Justice denied in court of woke entitlement
It’s a while back now but I can still well remember when I spent almost every working night talking with media lawyers.
Checking stories for potential defamatory comment, police and court reports for sub judice and contempt of court issues, suppression orders. Might need to check every so often that weren’t scandalising parliament. Yeah, it’s apparently possible, believe it or not.
Ran up a fair old bill, if memory serves right, but that might have been a lot more had things gone belly-up. Which was always a possibility, even with the best efforts of sharp journos.
Information tendered to the media might be incorrect. Comments might be false. Right of reply might not be sufficient. Other things could aggravate a bung story. Story positioning in the paper was important, page one carries more risk than down page on 26. Headlines needed to considered carefully.
You didn’t want to be too cautious, though. You were selling news after all and trying to keep the reading public aware of what happens on their turf. So you often weighed calculated versus unacceptable risk. Public interest, fair and accurate reporting and all that.
Odd thing about defamation, to my mind, was that people who argued their reputation had been ridiculed, vilified or otherwise mangled up by some report could always be appeased with a public apology and a fat monetary payout, with the emphasis on the latter.
Saying sorry was good but money was better. Which raise the obvious question of what a reputation is worth if you think you can buy it back again after it’s been damaged beyond repair. It’s a conundrum,
Bit of the same, again to my mind, in the way courts deal with sub judice. The idea is that prior convictions and information relating to an offender/offence should not be detailed before a court case. Juries might be Influenced.
Okay but judges would never own up to such shortcomings themselves. Mind you, you could still find yourself in strife if you crossed the line in a judge-only case.
It’s an odd system, Australia’s court system. It actively works to prevent juries knowing too much about a defendant’s background. Each case has to be viewed in isolation.
It’s different in some European court systems where juries get all sorts of information to digest: prior convictions and hearsay, for instance. Lawyer theatrics aren’t allowed. The idea is that the more information they have the mire accurate a ruling they’ll come to.
It’s a throwback to the Napoleonic era and some Aussie lawyers pooh-pooh it with contempt.
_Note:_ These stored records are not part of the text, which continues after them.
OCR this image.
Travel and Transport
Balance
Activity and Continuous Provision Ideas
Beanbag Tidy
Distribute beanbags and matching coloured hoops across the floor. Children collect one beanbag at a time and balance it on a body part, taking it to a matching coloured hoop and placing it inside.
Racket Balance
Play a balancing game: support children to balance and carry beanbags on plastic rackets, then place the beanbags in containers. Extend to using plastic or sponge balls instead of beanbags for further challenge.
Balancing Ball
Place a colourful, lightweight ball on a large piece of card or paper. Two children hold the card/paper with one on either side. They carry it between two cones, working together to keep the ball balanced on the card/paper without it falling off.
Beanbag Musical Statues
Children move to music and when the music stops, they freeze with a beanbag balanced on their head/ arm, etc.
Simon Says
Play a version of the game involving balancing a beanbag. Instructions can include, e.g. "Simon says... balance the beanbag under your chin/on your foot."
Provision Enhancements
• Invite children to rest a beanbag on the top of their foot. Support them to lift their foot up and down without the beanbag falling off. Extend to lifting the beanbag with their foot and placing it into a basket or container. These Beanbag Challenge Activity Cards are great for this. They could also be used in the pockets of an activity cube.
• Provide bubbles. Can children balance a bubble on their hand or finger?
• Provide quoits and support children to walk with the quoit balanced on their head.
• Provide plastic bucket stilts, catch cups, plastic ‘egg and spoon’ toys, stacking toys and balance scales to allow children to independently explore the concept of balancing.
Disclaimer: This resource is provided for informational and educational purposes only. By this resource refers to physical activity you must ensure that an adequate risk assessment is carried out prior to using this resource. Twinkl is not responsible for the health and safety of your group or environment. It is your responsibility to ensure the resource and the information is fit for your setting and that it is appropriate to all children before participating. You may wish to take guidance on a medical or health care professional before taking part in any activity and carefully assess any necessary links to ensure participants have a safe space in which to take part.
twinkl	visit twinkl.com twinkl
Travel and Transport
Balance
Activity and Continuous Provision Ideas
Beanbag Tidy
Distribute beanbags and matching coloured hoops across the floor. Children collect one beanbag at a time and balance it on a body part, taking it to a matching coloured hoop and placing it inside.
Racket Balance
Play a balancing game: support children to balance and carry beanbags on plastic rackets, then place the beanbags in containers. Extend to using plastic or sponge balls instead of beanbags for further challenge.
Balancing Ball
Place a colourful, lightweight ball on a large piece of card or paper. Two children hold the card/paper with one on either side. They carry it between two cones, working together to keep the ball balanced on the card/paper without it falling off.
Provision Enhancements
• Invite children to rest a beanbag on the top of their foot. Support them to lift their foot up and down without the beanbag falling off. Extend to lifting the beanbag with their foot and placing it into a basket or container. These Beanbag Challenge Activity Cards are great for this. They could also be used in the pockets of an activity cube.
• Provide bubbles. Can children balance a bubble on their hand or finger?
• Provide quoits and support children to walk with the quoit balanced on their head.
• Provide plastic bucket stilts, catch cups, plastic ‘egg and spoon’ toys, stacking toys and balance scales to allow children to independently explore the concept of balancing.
Others again, however, argue the Aussie system treats jurors as dummies so thick they can’t distil evidence, patterns, background information – and so they’re kept in the dark.
What you may have noticed in recent years is that Aussies papers have been stretching the limits of what they think they can get away with reporting. The George Pell case is a prime example.
The $1 million penalty dished out for contempt of court – for breaching a suppression order – highlighted the risk of playing your circulation booster versus coughing up potential fines. There’s no denying the media knew what they doing, and that they paid the prosecution’s cost, but their apology was slammed for lacking remorse and contrition.
Makes you wonder about the Logie performance of TV’s Lisa Wilkinson, which carefully distanced itself from anything and everything in Journalism 101. I thought for a bit she was trying to get the bloke off by banging on about the case in front of some 800,000 viewers.
Might sound at odds with everything else she’s done with the story to date but if you wanted to get the case shut down, that’s pretty much how you’d do it. Tell me how this bloke’s meant to get a fair trial in our peculiar judicial system. Wilkinson had been warned as much, and had even earlier tweeted to that effect herself.
The Australian’s cartoonist Johannes Leak wrapped things about as clearly as many of Wilkinson’s critics will see the matter. As he might not be far off the mark.
Whatever way you want to look at it, now the case is months off again. Fair case of justice delayed becoming justice denied I’d suggest.
In the meantime, we’re stuck with the case being adjudicated in that lynch-mob court of public opinion where media lawyer advice isn’t worth two-bob. But it’s certainly where the entitled woke brigade are happy to accept a kangaroo court ruling.